Finalization and Weak References in R

Luke Tierney
School of Statistics
University of Minnesota

Introduction

This note describes a preliminary implementation of weak references for R that subsumes the finalization mechanism added to R 1.2. The interface (except for the finalization component) is definitely subject to change.

Interfaces

For now, there is only a C level interface. An R level interface can easily be built, but there are some issues that suggest this should perhaps not be done until we have threading support.

Finalization Interface

<finalization interface>=
typedef void (*R_CFinalizer_t)(SEXP);
void R_RegisterFinalizer(SEXP s, SEXP fun);
void R_RegisterCFinalizer(SEXP s, R_CFinalizer_t fun);
void R_RegisterFinalizerEx(SEXP s, SEXP fun, Rboolean onexit);
void R_RegisterCFinalizerEx(SEXP s, R_CFinalizer_t fun, Rboolean onexit);

Weak Reference Interface

<weak reference interface>=
SEXP R_MakeWeakRef(SEXP key, SEXP val, SEXP fin, Rboolean onexit);
SEXP R_MakeWeakRefC(SEXP key, SEXP val, R_CFinalizer_t fin, Rboolean onexit);
SEXP R_WeakRefKey(SEXP w);
SEXP R_WeakRefValue(SEXP w);
void R_RunWeakRefFinalizer(SEXP w);

The design of the weak reference system is based on the one used in the Glasgow Haskell system. A weak reference contains a key and a value. Values are reachable if they are reachable directly from roots or through weak references with reachable keys. Whether or not the weak reference itself is reachable does not matter. This recursive definition requires a fixed point calculation to determine the reachable nodes.

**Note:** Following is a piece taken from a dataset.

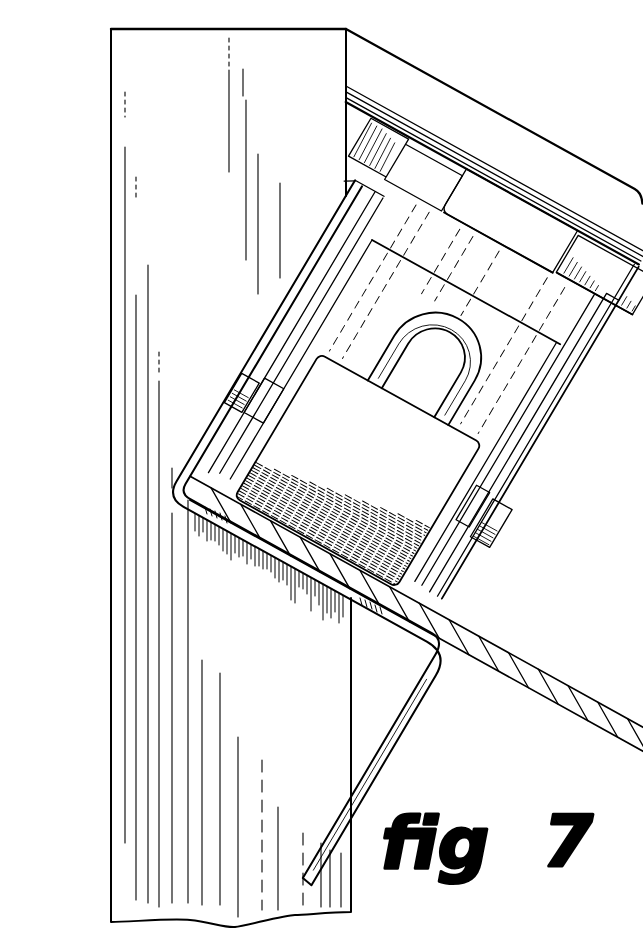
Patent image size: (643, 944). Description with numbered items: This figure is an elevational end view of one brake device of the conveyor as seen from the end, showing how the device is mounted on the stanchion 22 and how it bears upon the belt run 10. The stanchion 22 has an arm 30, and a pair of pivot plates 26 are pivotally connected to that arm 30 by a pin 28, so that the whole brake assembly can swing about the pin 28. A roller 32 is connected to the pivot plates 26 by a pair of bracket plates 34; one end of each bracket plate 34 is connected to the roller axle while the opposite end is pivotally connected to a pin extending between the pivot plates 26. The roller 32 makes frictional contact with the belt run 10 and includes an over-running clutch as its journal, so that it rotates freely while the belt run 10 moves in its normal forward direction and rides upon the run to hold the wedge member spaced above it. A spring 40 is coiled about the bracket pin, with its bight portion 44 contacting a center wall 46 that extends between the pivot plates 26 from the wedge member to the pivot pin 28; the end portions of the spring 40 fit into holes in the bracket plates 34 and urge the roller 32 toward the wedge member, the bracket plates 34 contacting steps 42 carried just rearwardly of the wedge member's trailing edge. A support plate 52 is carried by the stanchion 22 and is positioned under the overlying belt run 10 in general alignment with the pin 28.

When the collector determines that a key in a weak reference is no longer reachable, the the key and value of the reference are replaced by R_NilValue and the finalizer is scheduled to run.

The finalization interface is layered on top of the weak reference system. For example, the R_RegisterCFinalizerEx function is just

<finalization implementation>=
void R_RegisterCFinalizerEx(SEXP s, R_CFinalizer_t fun, Rboolean onexit)
{
    R_MakeWeakRefC(s, R_NilValue, fun, onexit);
}

Problems With An R Level Interface

Currently the collector runs finalizers after each collection. This means that finalizations conceptually run concurrently with other R code, and thus there is the potential for interference between finalization and non-finalization code. A conceptually cleaner approach, and the approach used in Haskell, Java, and other systems, would have the finalizations run by a separate thread. This would then allow thread synchronization mechanisms to be used to deal with any potential interference.

R does not yet have thread support, so this is not an option. With code written in C there is complete control over where a GC could occur, and hence where a finalizer might be run. This allows safe code to be written in C. In R we cannot control when the collector runs and hence cannot control when finalizers might run.

A possible interim solution might be to allow finalizations to be suspended temporarily from R, for example allowing

<suspend finalizations in R>=
without.finalizations(expr)

The main drawback of doing this is that it does not make sense in a threaded context and code that uses it would have to be changed once we add threads. On the other hand very little code will use this and all uses would be easy enough to find.

Another approach would be to borrow from MzScheme's weak boxes the idea that an object ready for finalization be placed on some sort of queue and leave it to the programmer to run the finalizers in that queue periodically. With threads, the default queue could be one that is managed by a system finalization thread, but an alternate queue could be provided if needed.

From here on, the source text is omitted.